You glance back and now the lineup is empty. Your new billionaire banker-buddy is just getting his board caddied up the beach. He’s pouring a five-dollar bottle of Evian on his head while six-foot lefts reeling across the reef for 200 yards behind him. Just charge ‘em to the room. Old habits recommend you get back out there, but your credit card knows it’ll be just as empty tomorrow. And the next day. The resort owns this break. Limits the number of in-house surfers. An outside boat pulls up, a dozen local tribesmen will canoe out with spears and swords and politely ask them to leave. What were they thinking, anyway?
The laptop stays at home. You worked hard enough for this trip. You’re better off paddling a SUP then checking emails. Trust your broker. That’s why he’s wearing the tie. You just grab the rope and trust the on-staff “waterman” to whip you into a few waves with the Jet Ski even if it’s only high-high. You’re not paying this price to exercise the whole time. Hmmm, what else should you ask for?
The next big decision is between a hot yoga class or a cold piña colada. Oh, wait, it says here they offer piña colada yoga. That sounds nice. And maybe a nap, too. With a massage. Extra oil. And an avocado facial to detox the sunscreen. You’d meant to read a book, but maybe someone can just read it to you.
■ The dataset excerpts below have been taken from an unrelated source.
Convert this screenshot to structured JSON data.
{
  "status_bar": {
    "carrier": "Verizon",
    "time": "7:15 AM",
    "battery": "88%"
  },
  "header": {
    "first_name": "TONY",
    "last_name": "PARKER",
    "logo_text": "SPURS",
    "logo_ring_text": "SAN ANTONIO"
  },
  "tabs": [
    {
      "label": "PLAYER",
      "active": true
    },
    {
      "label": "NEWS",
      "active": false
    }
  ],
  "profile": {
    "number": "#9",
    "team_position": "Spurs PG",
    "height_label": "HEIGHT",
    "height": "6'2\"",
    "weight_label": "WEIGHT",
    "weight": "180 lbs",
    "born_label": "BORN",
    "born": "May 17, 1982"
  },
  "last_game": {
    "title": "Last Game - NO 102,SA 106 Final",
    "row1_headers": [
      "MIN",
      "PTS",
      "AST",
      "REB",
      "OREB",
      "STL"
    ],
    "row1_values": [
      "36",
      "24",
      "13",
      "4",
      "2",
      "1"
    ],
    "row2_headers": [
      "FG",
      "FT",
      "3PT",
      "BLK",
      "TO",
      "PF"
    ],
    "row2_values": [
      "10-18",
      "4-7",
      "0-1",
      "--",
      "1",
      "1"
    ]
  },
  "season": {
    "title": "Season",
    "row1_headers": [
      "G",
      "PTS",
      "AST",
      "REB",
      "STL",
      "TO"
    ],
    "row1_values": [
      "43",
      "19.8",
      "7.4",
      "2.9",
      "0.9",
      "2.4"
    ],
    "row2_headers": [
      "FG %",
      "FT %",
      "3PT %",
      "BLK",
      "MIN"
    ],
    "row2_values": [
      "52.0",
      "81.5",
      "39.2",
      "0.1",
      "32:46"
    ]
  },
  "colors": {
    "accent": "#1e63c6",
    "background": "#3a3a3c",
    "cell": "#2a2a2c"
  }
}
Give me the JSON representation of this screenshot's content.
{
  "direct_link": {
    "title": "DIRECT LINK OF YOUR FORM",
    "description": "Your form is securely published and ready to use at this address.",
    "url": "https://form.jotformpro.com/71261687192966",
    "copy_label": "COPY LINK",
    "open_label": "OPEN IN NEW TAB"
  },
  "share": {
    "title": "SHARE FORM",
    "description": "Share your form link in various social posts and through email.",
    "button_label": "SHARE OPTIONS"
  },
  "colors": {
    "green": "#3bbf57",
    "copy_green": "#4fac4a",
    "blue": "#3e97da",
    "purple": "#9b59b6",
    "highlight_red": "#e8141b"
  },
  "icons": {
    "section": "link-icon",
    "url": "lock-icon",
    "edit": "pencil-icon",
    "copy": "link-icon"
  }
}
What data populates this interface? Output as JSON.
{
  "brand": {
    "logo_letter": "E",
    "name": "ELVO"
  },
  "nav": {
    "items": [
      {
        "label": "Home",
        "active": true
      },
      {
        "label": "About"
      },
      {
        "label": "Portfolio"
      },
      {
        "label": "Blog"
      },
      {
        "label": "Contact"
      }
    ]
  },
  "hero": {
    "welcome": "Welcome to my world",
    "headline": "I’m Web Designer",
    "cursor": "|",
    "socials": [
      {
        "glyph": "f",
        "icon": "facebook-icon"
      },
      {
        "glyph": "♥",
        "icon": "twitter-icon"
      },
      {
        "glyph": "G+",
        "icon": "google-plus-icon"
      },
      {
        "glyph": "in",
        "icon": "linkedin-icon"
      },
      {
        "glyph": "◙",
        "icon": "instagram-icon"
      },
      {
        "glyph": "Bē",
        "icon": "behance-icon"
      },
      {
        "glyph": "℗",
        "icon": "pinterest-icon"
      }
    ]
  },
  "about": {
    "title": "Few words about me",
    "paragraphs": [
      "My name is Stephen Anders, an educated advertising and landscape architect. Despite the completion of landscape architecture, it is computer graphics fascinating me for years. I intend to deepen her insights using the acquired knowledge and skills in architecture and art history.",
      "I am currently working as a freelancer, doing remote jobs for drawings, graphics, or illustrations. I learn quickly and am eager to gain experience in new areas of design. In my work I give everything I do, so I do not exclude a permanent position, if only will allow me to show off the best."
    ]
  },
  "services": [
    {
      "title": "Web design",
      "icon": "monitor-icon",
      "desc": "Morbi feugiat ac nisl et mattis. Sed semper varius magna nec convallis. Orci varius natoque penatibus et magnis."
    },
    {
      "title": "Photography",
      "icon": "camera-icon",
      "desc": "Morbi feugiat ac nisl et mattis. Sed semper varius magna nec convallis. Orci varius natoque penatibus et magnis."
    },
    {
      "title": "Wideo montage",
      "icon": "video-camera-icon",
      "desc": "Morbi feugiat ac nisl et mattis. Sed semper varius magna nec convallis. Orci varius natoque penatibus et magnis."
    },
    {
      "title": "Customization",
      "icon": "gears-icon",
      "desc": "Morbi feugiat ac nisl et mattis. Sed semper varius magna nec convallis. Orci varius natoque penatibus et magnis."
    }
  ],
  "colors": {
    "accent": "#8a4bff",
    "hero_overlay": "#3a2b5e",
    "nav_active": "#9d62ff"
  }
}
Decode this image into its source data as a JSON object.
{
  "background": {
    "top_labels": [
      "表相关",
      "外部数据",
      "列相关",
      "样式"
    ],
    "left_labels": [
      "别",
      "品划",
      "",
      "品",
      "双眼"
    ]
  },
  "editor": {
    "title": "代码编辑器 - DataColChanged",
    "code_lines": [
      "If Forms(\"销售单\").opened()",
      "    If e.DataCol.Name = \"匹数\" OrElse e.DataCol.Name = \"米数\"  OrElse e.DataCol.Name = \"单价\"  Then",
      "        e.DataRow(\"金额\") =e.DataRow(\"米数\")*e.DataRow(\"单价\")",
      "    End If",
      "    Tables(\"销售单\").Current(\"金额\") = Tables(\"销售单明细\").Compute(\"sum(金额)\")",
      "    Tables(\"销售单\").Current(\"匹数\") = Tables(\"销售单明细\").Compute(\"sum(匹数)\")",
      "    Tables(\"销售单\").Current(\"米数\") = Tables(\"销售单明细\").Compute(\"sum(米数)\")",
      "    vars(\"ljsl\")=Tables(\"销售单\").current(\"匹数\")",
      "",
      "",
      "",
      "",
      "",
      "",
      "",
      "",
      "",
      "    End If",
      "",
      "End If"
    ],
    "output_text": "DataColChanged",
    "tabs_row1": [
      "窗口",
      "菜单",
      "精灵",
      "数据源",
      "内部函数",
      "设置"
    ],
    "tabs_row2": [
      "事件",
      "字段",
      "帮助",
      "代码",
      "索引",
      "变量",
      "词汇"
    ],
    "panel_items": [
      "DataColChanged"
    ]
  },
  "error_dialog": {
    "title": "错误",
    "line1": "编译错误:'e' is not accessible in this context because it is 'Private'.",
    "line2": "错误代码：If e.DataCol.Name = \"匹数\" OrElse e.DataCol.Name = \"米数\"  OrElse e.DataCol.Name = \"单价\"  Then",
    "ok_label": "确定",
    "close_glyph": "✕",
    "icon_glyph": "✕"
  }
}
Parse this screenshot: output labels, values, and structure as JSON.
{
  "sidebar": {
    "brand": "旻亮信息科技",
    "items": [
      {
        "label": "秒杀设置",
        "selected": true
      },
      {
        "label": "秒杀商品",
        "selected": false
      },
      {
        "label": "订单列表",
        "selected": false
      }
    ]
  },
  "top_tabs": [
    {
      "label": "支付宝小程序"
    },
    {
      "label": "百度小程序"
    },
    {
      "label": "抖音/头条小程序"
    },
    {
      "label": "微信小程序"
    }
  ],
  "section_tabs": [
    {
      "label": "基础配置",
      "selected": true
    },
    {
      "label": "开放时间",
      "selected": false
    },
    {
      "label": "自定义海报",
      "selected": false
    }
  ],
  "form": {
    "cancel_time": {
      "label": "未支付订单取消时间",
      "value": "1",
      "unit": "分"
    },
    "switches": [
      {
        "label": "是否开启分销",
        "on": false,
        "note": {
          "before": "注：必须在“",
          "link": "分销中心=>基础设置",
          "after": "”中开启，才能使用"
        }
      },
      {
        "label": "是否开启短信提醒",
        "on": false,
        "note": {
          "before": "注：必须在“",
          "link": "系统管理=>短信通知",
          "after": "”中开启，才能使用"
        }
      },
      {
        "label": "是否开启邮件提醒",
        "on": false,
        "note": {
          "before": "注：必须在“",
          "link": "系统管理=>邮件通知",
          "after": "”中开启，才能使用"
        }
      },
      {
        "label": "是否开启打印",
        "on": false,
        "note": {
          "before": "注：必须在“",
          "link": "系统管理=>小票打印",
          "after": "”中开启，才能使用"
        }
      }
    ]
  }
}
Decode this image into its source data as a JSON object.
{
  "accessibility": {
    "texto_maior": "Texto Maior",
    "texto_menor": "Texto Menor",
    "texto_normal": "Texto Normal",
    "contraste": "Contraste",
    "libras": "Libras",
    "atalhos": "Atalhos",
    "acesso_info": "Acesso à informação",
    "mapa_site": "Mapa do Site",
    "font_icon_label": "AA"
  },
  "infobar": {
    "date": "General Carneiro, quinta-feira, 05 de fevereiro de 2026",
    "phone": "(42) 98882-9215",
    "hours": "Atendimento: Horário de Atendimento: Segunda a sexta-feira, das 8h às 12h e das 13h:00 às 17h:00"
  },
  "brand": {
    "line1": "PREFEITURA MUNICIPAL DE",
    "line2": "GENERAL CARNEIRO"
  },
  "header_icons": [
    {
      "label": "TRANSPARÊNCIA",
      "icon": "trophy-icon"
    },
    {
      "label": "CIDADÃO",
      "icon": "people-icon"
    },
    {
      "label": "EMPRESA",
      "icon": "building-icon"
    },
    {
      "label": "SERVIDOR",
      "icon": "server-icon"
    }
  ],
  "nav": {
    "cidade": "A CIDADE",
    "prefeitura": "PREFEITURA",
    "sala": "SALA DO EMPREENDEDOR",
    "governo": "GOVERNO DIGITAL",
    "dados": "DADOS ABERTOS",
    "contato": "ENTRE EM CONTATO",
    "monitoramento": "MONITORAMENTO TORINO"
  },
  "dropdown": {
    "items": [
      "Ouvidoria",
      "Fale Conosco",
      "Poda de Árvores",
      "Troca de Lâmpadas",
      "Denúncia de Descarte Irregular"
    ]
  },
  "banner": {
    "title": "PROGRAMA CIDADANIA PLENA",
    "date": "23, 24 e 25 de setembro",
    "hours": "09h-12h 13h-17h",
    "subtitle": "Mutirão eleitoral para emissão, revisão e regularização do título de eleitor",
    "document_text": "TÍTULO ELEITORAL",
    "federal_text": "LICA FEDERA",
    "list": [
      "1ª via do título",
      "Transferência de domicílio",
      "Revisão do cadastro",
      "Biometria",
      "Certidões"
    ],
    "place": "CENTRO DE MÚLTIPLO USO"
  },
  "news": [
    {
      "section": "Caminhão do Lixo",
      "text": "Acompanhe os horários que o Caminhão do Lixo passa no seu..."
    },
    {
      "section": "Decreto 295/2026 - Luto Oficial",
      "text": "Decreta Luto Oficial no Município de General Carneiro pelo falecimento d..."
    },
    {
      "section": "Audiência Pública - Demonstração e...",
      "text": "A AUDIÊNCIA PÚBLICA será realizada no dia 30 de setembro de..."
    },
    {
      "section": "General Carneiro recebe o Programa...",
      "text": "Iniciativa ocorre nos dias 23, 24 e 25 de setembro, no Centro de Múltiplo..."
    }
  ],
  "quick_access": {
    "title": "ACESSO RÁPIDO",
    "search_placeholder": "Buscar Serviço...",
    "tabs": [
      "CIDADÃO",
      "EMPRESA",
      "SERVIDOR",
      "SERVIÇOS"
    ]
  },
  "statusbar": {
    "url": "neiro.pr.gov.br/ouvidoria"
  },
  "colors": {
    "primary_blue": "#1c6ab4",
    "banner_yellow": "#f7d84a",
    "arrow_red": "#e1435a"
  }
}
Sunset starts at 5:30 sharp. Crab cake appetizers and lychee martinis in the beachfront jacuzzi. Candlelight filet mignon to fuel for tomorrow’s dawn patrol. The outdoor firepit is the perfect way to relive the day’s finer moment. Then let them float away into the pinhole sky. Tomorrow you’ll buy more. For now, the stars — all 13 billion of them — are on the house.